Water Spinach May Choke Israel's Waterways

A carpet of green covering the Harod stream next to the kibbutz Merhavia in the Jezreel Valley would be considered a pleasant and refreshing sight by some, especially as the Harod stream all too often serves as a depository of local sewage. But for Avi Ozon, of the Israel Nature and Parks Authority, the first reaction was concern.

He didn't know the plant, and the shape of the leaves looked strange. He scooped up a sample, and sent it to be tested by his colleague, Dr. Reuven Avital of the authority's science department.

The authority's officials knew that this plant had never been seen before in Israel and sent it to Hebrew University in Jerusalem, where it was examined by Dr. Michael Avishai and Hagar Leshner. Identification was difficult, as the sample did not contain a flower. Finally, the plant was identified as the water spinach.

"This is a highly dangerous, invasive plant, which is considered a bad weed in many areas," Avishai told the authority.

The water spinach joins two other plants recently discovered invading Israeli waterways - the water cabbage and the water hyacinth. Together, the three are threatening to drastically change rivers and waterscapes, causing heavy ecological damage. The water cabbage is being spotted increasingly close to the Kinneret, having originally been discovered further north in the Hula Valley.

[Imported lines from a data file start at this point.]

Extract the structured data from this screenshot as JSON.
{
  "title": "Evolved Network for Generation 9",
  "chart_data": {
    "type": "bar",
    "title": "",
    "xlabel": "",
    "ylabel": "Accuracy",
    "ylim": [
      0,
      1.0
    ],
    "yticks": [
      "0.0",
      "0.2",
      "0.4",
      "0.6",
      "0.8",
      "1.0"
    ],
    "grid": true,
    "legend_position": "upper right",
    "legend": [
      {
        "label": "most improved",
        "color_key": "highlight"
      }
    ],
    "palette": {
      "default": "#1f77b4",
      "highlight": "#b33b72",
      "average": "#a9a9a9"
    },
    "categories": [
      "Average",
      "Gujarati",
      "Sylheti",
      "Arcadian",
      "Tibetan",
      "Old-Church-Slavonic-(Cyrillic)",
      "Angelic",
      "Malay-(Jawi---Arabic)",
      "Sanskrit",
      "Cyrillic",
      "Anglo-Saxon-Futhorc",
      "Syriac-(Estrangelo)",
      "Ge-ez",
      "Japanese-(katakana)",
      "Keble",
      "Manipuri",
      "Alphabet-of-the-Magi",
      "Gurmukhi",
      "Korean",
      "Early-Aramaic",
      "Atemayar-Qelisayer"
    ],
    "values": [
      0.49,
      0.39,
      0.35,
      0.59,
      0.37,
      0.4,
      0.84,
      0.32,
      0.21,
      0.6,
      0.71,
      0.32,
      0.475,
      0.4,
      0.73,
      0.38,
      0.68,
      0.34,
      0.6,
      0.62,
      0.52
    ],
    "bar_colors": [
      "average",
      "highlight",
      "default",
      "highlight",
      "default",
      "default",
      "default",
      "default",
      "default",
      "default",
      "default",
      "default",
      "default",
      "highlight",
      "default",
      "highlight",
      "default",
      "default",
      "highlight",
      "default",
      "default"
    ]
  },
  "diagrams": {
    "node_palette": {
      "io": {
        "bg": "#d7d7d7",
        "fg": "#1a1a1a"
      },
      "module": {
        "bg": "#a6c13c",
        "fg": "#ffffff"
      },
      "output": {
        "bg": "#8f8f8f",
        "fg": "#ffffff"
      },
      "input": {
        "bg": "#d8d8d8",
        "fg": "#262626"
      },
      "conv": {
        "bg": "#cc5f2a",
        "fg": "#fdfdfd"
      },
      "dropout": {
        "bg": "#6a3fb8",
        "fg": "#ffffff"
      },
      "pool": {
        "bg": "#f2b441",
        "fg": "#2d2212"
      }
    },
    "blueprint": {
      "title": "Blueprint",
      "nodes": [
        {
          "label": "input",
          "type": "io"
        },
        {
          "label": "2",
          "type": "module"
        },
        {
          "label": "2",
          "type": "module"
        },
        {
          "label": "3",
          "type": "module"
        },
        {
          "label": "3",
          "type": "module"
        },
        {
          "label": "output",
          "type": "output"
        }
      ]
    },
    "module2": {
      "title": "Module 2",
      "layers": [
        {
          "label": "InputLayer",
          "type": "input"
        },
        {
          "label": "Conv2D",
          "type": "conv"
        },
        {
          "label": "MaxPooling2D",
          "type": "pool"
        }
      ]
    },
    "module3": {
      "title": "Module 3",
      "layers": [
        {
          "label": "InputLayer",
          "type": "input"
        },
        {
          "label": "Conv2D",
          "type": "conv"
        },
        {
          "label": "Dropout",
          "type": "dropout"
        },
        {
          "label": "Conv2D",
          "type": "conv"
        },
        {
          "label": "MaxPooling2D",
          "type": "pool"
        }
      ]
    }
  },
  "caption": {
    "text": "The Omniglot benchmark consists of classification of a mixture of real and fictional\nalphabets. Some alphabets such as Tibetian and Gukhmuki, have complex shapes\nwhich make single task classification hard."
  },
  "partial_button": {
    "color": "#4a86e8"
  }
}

"We are afraid of losing control over the water spinach," said Yiftah Sinai, the ecologist for the valleys and lower Galilee area in the authority. "It quickly and densely covers wide territories, and prevents other plants from growing. It influences and changes the entire habitats. It also grows fast enough to block waterways, which can lead to floods and stagnant water, which in turn can become mosquito breeding grounds."

Sinai went to the Harod stream and cleared the plant from the area, but he says it could easily return there again.

"We'll keep monitoring this spot, hoping we won't be forced to use chemicals that would damage other plants as well," he said.

The current hypothesis is that the plant was imported by Thai workers, as water spinach is a popular dish in Thailand. The plant was found next to some of their homes on the banks of the Naaman stream.

Dr. Jean-Marc Dufour-Dror, an ecologist specializing in invasive species, said that "there's a serious risk we wake up too late. It's time to launch a national program to stop invasive water plants."